Depuis la loi pour une République numérique du 7 octobre 2016, et l’entrée en vigueur de la loi Évolution du logement de l’aménagement et du numérique (ELAN) du 23 novembre 2018, plusieurs villes sont tenues d’établir une procédure d’enregistrement pour tous les meublés de tourisme. Les hôtes, dont les logements entiers sont concernés, doivent donc obtenir un numéro d’enregistrement pour pouvoir continuer à accueillir des voyageurs depuis Airbnb, sur des courtes périodes. Le but, selon les autorités, étant de responsabiliser le tourisme de courte durée, et de lutter contre la prolifération d’annonces illégales sur la plateforme.
L’obtention de ce numéro d’enregistrement est en effet nécessaire pour collecter la taxe de séjour. À Nice, cette taxe a par exemple rapporté 1.4 million d’euros pour la saison 2021. Cette obligation, à laquelle se soumet désormais Airbnb, s’adresse ainsi aux personnes qui louent leur résidence secondaire au cours de l’année, ou bien leur logement principal plus de 120 jours par an. Les propriétaires, pour obtenir leur numéro d’authentification, doivent soumettre une déclaration de changement d’usage de leur bien auprès de leur mairie, qui validera ou non leur requête. Si elle répond positivement, le précieux code à treize chiffres sera remis aux propriétaires, qu’ils pourront publier ensuite sur la plateforme pour s’authentifier. Dans le cas contraire, ils ne seront pas autorisés à publier une annonce sur Airbnb, sous peine de recevoir une amende de 5 000 euros. La plateforme sera également en droit de supprimer l’annonce si elle ne répond pas aux nouvelles règles. Sans oublier que, pour les appartements, le règlement de copropriété doit lui aussi autoriser la location en Airbnb. Si ce n’est pas le cas, l’amende peut cette fois grimper à 50 000 euros.
L’autorisation de délivrer un numéro d’enregistrement n’est pas automatique en effet, et le choix des villes n’est pas effectué par Airbnb. La plateforme met simplement en application les demandes des villes et communes qui souhaitent mettre en œuvre ce changement d’usage des logements concernés. Cette procédure doit d’ailleurs avoir été votée en conseil municipal au préalable. Les élus de ces villes cherchent, pour la plupart, à résoudre les phénomènes de tension immobilière auxquels ils sont amenés à faire face. En zones touristiques, comme sur les communes de la Côte d’Azur, les propriétaires préfèrent généralement louer leur logement sur une courte durée, plutôt qu’à l’année, ce qui représente une solution moins risquée et moins contraignante. Mais cela contribue à réduire le nombre de locations disponibles pour les actifs qui ne peuvent pas, ou ne souhaitent pas, devenir propriétaires. Les élus craignent donc pour l’attractivité de leur territoire, et les difficultés à recruter dans les bassins d’emplois où il devient difficile de se loger. Qui plus est en période où le niveau des loyers va de pair avec l’inflation, et où les conditions d’obtention de prêt se durcissent pour acheter. Ainsi, lorsqu’un secteur affiche déjà un grand nombre de locations saisonnières sur son territoire, les demandes de numéro d’enregistrement risquent moins facilement d’aboutir positivement auprès des mairies, qui n’hésitent pas à opérer des contrôles en cas de fraude.
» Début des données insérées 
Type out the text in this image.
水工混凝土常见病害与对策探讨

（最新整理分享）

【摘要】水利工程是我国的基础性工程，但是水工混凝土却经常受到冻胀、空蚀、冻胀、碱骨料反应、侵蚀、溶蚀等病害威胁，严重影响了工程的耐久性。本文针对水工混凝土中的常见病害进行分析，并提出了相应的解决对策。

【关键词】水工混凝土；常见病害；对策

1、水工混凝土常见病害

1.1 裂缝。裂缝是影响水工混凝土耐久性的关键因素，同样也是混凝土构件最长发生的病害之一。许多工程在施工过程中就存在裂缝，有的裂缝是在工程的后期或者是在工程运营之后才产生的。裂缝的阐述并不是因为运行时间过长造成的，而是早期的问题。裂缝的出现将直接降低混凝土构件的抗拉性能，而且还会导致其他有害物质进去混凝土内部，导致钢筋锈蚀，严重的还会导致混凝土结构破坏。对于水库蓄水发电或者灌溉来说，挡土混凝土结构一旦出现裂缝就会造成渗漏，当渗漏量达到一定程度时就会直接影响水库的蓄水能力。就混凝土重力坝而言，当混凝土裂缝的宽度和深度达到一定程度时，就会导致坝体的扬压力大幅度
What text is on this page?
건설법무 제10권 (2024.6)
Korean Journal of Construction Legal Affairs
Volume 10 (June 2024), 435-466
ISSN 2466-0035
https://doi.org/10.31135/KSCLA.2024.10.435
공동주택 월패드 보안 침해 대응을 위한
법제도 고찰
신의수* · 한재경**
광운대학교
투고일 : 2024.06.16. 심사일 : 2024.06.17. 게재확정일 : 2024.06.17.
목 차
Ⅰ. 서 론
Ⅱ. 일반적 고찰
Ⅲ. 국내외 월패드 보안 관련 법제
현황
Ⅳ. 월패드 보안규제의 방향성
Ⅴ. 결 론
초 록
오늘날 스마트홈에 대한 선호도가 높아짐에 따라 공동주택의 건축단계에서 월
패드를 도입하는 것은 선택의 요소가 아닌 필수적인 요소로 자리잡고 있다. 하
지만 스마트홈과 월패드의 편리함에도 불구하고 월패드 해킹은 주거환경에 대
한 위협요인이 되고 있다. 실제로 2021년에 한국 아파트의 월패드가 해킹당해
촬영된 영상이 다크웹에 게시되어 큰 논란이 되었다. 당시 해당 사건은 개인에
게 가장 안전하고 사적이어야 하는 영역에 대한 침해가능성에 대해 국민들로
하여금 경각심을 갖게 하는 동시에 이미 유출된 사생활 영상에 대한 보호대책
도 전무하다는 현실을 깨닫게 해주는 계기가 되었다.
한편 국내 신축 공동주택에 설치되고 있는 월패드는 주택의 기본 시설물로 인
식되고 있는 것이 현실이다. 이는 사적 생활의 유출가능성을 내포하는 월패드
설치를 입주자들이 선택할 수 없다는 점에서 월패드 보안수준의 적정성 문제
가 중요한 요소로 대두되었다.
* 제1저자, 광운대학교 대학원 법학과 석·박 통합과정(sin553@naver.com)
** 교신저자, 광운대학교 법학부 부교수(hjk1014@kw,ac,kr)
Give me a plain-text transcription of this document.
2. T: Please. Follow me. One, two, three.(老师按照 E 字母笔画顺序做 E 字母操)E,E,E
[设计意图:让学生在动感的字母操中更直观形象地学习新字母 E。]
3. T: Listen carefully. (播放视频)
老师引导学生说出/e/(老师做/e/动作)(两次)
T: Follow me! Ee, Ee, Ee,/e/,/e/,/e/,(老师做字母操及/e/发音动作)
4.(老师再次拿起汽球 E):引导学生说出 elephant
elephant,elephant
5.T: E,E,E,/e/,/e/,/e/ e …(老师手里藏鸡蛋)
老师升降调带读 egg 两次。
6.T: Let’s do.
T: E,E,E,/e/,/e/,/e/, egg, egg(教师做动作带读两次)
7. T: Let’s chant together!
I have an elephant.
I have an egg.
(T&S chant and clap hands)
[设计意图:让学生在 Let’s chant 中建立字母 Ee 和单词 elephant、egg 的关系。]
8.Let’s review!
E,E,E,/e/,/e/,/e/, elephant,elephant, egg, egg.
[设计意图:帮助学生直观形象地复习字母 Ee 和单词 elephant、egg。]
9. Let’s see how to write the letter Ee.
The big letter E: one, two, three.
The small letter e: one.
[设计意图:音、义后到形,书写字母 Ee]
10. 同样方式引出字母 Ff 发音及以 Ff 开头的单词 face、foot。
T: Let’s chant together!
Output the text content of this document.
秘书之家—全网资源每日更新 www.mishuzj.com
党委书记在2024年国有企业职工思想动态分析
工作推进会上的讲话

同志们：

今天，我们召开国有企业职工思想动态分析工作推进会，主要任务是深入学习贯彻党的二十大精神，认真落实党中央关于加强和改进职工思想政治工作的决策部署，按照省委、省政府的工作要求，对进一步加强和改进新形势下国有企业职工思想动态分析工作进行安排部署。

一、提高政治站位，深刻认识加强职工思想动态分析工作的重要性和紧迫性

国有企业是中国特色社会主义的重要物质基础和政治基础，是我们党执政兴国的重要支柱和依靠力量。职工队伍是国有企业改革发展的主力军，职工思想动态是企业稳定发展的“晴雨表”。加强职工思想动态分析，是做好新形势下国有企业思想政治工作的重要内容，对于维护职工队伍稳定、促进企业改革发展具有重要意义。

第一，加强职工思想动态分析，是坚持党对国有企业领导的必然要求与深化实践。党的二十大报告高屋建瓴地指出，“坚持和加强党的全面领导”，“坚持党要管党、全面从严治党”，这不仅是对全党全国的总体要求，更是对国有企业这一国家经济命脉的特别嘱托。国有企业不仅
L’obligation d’enregistrement ne concerne que les meublés de tourisme, qui sont des logements entiers destinés à la location de courte durée. Celle-ci ne s’applique donc pas aux autres types d’hébergement comme les hôtels ou les chambres d’hôtes, les chambres chez l’habitant et les hébergements atypiques. Mais, en ce qui concerne les autres cas, des moyens sont déployés pour débusquer les récalcitrants à cette nouvelle règle appliquée par Airbnb. La plateforme met ainsi un outil, à disposition des municipalités, qui permet de contrôler les annonces dans leur territoire, pour vérifier que la réglementation locale est respectée, si celle-ci existe. C’est notamment le cas à Nice, qui a été choisie comme ville-pilote pour expérimenter un logiciel capable d’analyser les annonces publiées sur le marché. Une première version avait été testée en 2021 et avait permis d’identifier près de 2 000 annonces illégales, à partir de 1 113 contrôles. Il n’y en avait eu que 44 en 2020, sans logiciel. Depuis cette initiative, six agents de la mairie ont été assermentés par le procureur de la République pour assurer en continu ces contrôles anti-fraude. L’heure n’est décidément plus à la légèreté.